In R I plot the data plot(data$promotion, data$new_users, col="darkgreen"
)
and we get
The plot indicate that we have a positive correlation, ie more promotion we get more new users. In R I test for positive correlation:
cor.test(data$promotion, data$new_users, method="kendall", alternative="greater")
which gives us a very low p-value, ie we have positive correlation.
Finding the sweet spot
I want to find a sweet spot, that is a point where the increase of promotion
don't effect (or don't increase) new_users
.
# Setting the promotion-value to 24
promotion_rate = 24
# Sub setting data so we only have promotion-value higher than 24
data_new = subset(data, data$promotion > 24)
# Testing for positive correlation
cor.test(data_new$promotion, data_new$new_users, method="kendall", alternative="greater" )
I have done this for different values for promotion_rate
. The results are
for all promotion-values below 24 we get a low p-value, ie we have positive correlation in these cases.

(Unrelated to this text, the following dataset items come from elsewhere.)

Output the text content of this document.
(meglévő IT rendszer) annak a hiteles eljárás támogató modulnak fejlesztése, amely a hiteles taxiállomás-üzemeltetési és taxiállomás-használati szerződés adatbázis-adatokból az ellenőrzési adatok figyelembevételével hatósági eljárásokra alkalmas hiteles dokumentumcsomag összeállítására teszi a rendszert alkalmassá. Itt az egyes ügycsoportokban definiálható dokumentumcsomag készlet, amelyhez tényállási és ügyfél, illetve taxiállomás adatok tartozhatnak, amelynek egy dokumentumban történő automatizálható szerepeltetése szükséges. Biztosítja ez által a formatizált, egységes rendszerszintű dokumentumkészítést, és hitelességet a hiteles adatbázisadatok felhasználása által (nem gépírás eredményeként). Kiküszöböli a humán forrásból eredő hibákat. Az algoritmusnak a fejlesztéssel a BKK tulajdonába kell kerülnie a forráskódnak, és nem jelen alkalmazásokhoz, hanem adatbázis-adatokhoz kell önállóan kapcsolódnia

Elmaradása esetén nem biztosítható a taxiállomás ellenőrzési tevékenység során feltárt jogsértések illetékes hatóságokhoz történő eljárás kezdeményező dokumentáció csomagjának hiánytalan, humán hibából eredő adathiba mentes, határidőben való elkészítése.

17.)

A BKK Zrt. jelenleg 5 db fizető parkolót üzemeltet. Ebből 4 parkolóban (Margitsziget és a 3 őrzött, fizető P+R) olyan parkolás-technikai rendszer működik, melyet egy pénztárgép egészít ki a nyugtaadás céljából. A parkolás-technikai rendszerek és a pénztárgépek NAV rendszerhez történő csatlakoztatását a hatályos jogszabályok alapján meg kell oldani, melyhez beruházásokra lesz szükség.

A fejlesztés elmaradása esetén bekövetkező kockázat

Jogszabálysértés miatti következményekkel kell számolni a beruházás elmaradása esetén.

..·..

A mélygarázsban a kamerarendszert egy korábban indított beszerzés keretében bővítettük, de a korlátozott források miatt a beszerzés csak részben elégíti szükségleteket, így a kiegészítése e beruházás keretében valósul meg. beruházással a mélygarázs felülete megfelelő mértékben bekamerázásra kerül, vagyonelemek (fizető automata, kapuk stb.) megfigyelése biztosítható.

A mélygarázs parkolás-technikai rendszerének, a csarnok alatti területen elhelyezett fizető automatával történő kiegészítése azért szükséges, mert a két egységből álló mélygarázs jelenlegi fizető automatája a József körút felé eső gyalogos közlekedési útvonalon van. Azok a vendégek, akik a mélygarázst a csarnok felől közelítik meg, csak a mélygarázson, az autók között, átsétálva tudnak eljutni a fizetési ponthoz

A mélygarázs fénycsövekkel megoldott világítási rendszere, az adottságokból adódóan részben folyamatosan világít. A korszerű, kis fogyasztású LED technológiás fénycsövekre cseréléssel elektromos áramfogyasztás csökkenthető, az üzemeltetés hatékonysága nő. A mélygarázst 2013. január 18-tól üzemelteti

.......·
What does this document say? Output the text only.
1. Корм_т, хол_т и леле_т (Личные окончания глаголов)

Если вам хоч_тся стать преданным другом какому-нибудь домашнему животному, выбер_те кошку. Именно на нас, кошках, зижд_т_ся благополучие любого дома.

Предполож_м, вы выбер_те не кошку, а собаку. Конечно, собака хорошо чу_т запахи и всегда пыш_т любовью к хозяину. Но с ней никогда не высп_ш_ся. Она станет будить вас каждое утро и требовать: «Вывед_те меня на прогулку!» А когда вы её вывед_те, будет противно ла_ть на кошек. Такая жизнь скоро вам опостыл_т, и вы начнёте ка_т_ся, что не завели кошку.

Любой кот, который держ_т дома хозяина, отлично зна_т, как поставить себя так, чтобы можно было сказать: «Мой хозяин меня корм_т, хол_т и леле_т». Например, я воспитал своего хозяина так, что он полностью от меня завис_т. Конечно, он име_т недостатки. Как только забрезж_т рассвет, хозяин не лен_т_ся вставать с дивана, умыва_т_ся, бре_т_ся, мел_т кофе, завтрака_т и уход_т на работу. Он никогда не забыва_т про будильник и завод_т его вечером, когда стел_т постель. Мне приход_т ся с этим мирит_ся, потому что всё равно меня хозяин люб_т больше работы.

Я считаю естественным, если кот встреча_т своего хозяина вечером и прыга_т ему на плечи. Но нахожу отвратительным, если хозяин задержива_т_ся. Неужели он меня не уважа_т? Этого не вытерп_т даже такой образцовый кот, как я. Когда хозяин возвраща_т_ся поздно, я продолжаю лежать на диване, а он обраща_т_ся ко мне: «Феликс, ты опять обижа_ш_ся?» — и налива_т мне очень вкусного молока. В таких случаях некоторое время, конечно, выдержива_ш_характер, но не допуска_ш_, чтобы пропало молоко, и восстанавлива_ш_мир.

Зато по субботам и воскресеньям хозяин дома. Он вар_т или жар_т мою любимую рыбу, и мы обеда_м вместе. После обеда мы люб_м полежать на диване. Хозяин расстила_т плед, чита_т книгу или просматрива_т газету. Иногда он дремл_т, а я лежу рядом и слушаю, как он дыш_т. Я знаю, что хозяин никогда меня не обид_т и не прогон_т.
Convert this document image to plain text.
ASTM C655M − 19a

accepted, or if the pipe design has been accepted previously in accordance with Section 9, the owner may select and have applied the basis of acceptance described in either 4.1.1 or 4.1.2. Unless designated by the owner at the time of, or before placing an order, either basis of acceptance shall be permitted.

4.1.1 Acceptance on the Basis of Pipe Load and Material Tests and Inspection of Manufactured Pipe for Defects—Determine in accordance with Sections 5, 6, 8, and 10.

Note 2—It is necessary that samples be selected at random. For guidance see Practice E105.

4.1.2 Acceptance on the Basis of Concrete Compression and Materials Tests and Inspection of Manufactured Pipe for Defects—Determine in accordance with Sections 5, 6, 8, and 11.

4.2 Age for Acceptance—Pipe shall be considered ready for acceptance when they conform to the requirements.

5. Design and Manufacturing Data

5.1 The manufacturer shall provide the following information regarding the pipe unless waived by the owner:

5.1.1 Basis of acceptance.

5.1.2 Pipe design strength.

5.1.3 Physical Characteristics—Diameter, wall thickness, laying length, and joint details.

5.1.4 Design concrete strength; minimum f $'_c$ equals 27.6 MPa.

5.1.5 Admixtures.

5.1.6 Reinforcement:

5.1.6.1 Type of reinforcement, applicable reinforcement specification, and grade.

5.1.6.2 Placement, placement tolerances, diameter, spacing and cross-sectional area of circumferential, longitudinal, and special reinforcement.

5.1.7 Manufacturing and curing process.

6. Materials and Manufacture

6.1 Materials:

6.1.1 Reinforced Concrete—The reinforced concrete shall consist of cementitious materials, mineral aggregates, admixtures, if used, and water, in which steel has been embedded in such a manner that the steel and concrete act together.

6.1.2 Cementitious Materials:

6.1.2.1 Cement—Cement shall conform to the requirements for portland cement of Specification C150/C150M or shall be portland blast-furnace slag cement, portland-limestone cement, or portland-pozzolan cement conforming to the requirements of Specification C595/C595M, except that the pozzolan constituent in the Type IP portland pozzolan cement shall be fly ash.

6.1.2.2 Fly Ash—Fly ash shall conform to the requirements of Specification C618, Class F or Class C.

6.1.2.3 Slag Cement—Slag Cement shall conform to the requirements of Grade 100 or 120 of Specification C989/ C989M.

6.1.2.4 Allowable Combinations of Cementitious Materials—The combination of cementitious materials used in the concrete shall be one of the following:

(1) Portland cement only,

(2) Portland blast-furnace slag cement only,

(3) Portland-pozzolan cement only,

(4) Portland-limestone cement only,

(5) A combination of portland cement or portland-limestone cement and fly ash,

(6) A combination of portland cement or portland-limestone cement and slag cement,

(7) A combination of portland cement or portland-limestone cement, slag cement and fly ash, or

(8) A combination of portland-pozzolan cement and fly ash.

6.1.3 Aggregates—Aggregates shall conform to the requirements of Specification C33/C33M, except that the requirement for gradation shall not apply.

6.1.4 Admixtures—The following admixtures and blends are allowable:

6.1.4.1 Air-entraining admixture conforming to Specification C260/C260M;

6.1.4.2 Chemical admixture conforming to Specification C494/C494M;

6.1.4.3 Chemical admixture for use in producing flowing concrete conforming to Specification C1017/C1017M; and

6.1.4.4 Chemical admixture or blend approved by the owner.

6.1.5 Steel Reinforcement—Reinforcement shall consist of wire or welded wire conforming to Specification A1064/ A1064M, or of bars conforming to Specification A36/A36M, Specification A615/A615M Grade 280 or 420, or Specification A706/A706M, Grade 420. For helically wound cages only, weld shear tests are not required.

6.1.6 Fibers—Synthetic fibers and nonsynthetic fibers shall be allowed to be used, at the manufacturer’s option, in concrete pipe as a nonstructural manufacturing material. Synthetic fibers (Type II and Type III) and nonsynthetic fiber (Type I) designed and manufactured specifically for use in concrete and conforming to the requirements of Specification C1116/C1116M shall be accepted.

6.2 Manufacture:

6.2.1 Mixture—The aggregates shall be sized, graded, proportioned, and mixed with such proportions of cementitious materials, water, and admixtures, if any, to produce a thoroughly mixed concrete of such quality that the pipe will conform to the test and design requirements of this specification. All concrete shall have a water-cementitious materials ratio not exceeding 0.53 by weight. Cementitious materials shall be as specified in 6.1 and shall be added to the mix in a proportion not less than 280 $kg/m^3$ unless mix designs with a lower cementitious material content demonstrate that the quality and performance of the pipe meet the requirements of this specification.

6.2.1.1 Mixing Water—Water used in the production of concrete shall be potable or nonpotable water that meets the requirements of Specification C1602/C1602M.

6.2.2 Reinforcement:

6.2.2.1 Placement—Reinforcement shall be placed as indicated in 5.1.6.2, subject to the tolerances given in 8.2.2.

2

For promotion-values higher than 24 we get a p-value higher than 0.05, ie we do not have a positive correlation in these cases.
Now is it valid to conclude that 24 is the sweet spot ?
Update
I have now plotted the cumulative sum of new_users
- in R I type
plot(cumsum(data$new_users), xlab="days", ylab="cumulative sum of new_users", col="darkred")
Similar I plotted the cumulative sum for promotion
. The blue is new_users
and the orange is promotion
.
plot(cumsum(data$new_users),xlab="days",col="blue")
points(cumsum(data$promotion), col="darkorange")
But this looks like a straight line so is it even possible to find a sweet spot?